Immerhin kam man im März 2021 auf die brilliante Idee, in einer Beobachtungsstudie die Immunantwort bei Patienten zu bewerten, die hämatologisch behandelt werden und aufgrund einer Krankheit und/oder einer Behandlung immunsupprimiert sind. Leider wurden die Ergebnisse solcher Studien nicht abgewartet. Nun mündet der verhängte Notstand, der zu einem Massenexperiment an gefährdeten Personen geführt hat, für die es angeblich keine Behandlungsalternativen gab, in einem Misserfolg – in erster Linie für immunsupprimierte Patienten.

Am 1. Januar 2022 berichtete das Journal du Dimanche über einen Appell von sechs Vorsitzenden von Vereinigungen, die immungeschwächte Personen vertreten, an Präsident Emmanuel Macron. Sie forderten den französischen Präsidenten auf, alles zu tun, um die Schwächsten zu schützen, denn:

«… schwer immungeschwächte Menschen, ob Transplantations- oder Dialysepatienten, Krebskranke oder Menschen, die sich bestimmten Behandlungen unterziehen, sind momentan in grosser Gefahr – aufgrund des Ausmasses der Covid-Pandemie in Frankreich und der Tatsache, dass sie nicht oder nur unzureichend auf Impfungen reagieren. Bereits jetzt machen sie in manchen Krankenhäusern bis zu 30% der Aufenthalte auf Intensivstationen aus, obwohl es in Frankreich insgesamt weniger als 300’000 von ihnen gibt und sie bereits drei, vier oder sogar fünf Dosen Impfstoff erhalten haben (…).»

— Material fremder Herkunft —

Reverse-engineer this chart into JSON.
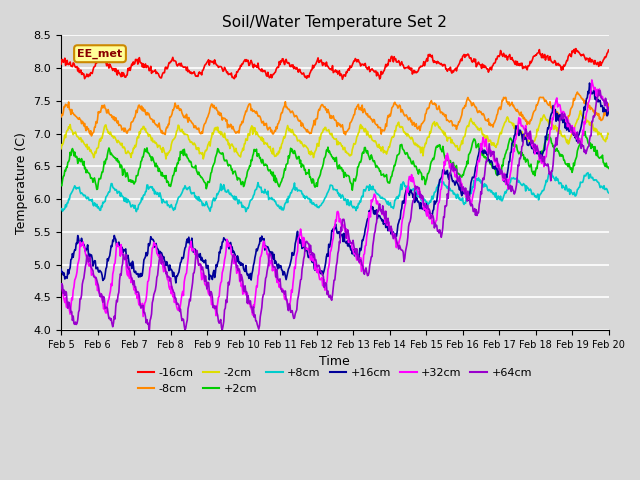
{
  "title": "Soil/Water Temperature Set 2",
  "xlabel": "Time",
  "ylabel": "Temperature (C)",
  "ylim": [
    4.0,
    8.5
  ],
  "xlim": [
    0,
    360
  ],
  "x_ticks": [
    0,
    24,
    48,
    72,
    96,
    120,
    144,
    168,
    192,
    216,
    240,
    264,
    288,
    312,
    336,
    360
  ],
  "x_tick_labels": [
    "Feb 5",
    "Feb 6",
    "Feb 7",
    "Feb 8",
    "Feb 9",
    "Feb 10",
    "Feb 11",
    "Feb 12",
    "Feb 13",
    "Feb 14",
    "Feb 15",
    "Feb 16",
    "Feb 17",
    "Feb 18",
    "Feb 19",
    "Feb 20"
  ],
  "bg_color": "#d8d8d8",
  "grid_color": "#ffffff",
  "legend_label": "EE_met",
  "legend_box_facecolor": "#ffff99",
  "legend_box_edgecolor": "#cc8800",
  "series": [
    {
      "label": "-16cm",
      "color": "#ff0000"
    },
    {
      "label": "-8cm",
      "color": "#ff8800"
    },
    {
      "label": "-2cm",
      "color": "#dddd00"
    },
    {
      "label": "+2cm",
      "color": "#00cc00"
    },
    {
      "label": "+8cm",
      "color": "#00cccc"
    },
    {
      "label": "+16cm",
      "color": "#000099"
    },
    {
      "label": "+32cm",
      "color": "#ff00ff"
    },
    {
      "label": "+64cm",
      "color": "#9900cc"
    }
  ]
}
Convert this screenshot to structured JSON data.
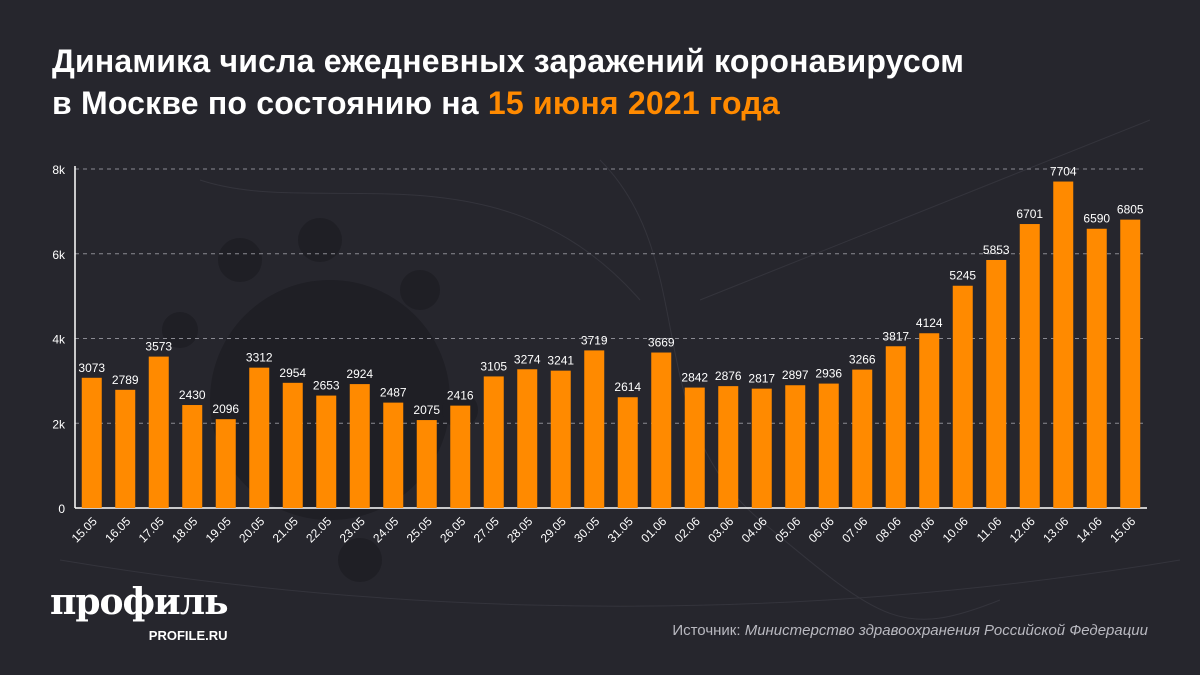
{
  "title": {
    "line1": "Динамика числа ежедневных заражений коронавирусом",
    "line2_prefix": "в Москве по состоянию на ",
    "line2_highlight": "15 июня 2021 года"
  },
  "colors": {
    "background": "#26262d",
    "bar": "#ff8a00",
    "highlight": "#ff8a00"
  },
  "logo": {
    "main": "профиль",
    "sub": "PROFILE.RU"
  },
  "source": {
    "label": "Источник: ",
    "value": "Министерство здравоохранения Российской Федерации"
  },
  "chart_data": {
    "type": "bar",
    "title": "",
    "xlabel": "",
    "ylabel": "",
    "ylim": [
      0,
      8000
    ],
    "yticks": [
      {
        "value": 0,
        "label": "0"
      },
      {
        "value": 2000,
        "label": "2k"
      },
      {
        "value": 4000,
        "label": "4k"
      },
      {
        "value": 6000,
        "label": "6k"
      },
      {
        "value": 8000,
        "label": "8k"
      }
    ],
    "grid": true,
    "categories": [
      "15.05",
      "16.05",
      "17.05",
      "18.05",
      "19.05",
      "20.05",
      "21.05",
      "22.05",
      "23.05",
      "24.05",
      "25.05",
      "26.05",
      "27.05",
      "28.05",
      "29.05",
      "30.05",
      "31.05",
      "01.06",
      "02.06",
      "03.06",
      "04.06",
      "05.06",
      "06.06",
      "07.06",
      "08.06",
      "09.06",
      "10.06",
      "11.06",
      "12.06",
      "13.06",
      "14.06",
      "15.06"
    ],
    "values": [
      3073,
      2789,
      3573,
      2430,
      2096,
      3312,
      2954,
      2653,
      2924,
      2487,
      2075,
      2416,
      3105,
      3274,
      3241,
      3719,
      2614,
      3669,
      2842,
      2876,
      2817,
      2897,
      2936,
      3266,
      3817,
      4124,
      5245,
      5853,
      6701,
      7704,
      6590,
      6805
    ]
  }
}
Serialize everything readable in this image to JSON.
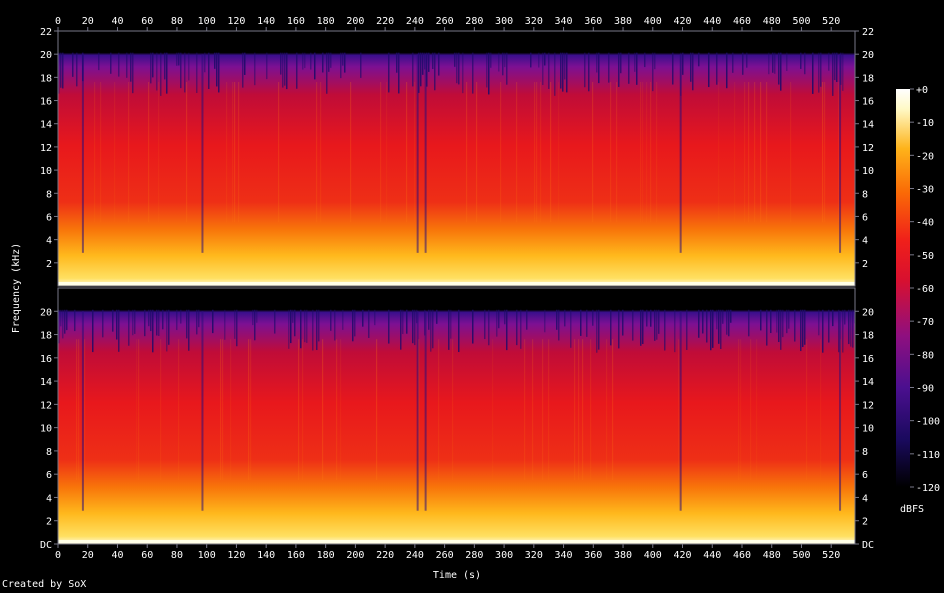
{
  "chart_data": {
    "type": "heatmap",
    "title": "",
    "xlabel": "Time (s)",
    "ylabel": "Frequency (kHz)",
    "x_ticks": [
      "0",
      "20",
      "40",
      "60",
      "80",
      "100",
      "120",
      "140",
      "160",
      "180",
      "200",
      "220",
      "240",
      "260",
      "280",
      "300",
      "320",
      "340",
      "360",
      "380",
      "400",
      "420",
      "440",
      "460",
      "480",
      "500",
      "520"
    ],
    "xlim": [
      0,
      536
    ],
    "ylim": [
      0,
      22
    ],
    "channels": [
      {
        "y_ticks": [
          "2",
          "4",
          "6",
          "8",
          "10",
          "12",
          "14",
          "16",
          "18",
          "20",
          "22"
        ]
      },
      {
        "y_ticks": [
          "DC",
          "2",
          "4",
          "6",
          "8",
          "10",
          "12",
          "14",
          "16",
          "18",
          "20"
        ]
      }
    ],
    "colorbar": {
      "label": "dBFS",
      "ticks": [
        "+0",
        "-10",
        "-20",
        "-30",
        "-40",
        "-50",
        "-60",
        "-70",
        "-80",
        "-90",
        "-100",
        "-110",
        "-120"
      ],
      "range": [
        -120,
        0
      ]
    },
    "colors": {
      "background": "#000000",
      "axis": "#777788",
      "text": "#ffffff",
      "colormap": [
        "#000000",
        "#1a0a5e",
        "#4b0f8f",
        "#8f0f7f",
        "#d8102f",
        "#f0201a",
        "#fa6a06",
        "#feb31a",
        "#fff9c6",
        "#ffffff"
      ]
    }
  },
  "footer": {
    "text": "Created by SoX"
  }
}
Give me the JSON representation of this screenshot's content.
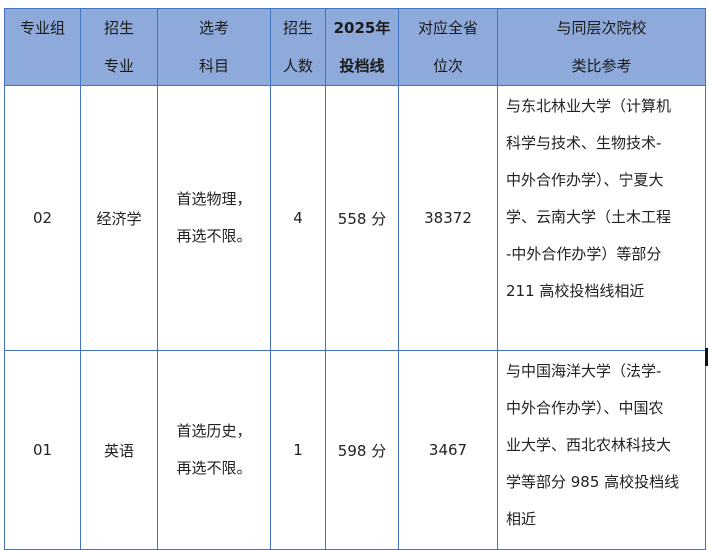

Letztendlich ist die Bevölkerungsgruppe, der man vermittelt hat, dass sie die Covid-19-Impfung am dringendsten benötigt, wahrscheinlich diejenige, bei der das Verfahren am schlechtesten funktioniert. Sie können noch so viele Motorverbesserungen vornehmen und einem Auto den besten Treibstoff zuführen – wenn es nur ein Rad hat, kommt es nur sehr schwer voran.

Unterdessen werden weiterhin Bevölkerungsgruppen, die es am wenigsten oder gar nicht nötig haben, gezwungen, Impfstoffe zu erhalten, die gegen eine frühere Version von SARS-CoV-2 gerichtet sind. Wieder einmal scheint es, dass es nicht die Wissenschaft ist, von der sich die Regierung in ihren Entscheidungen leiten lässt. Woran liegt das?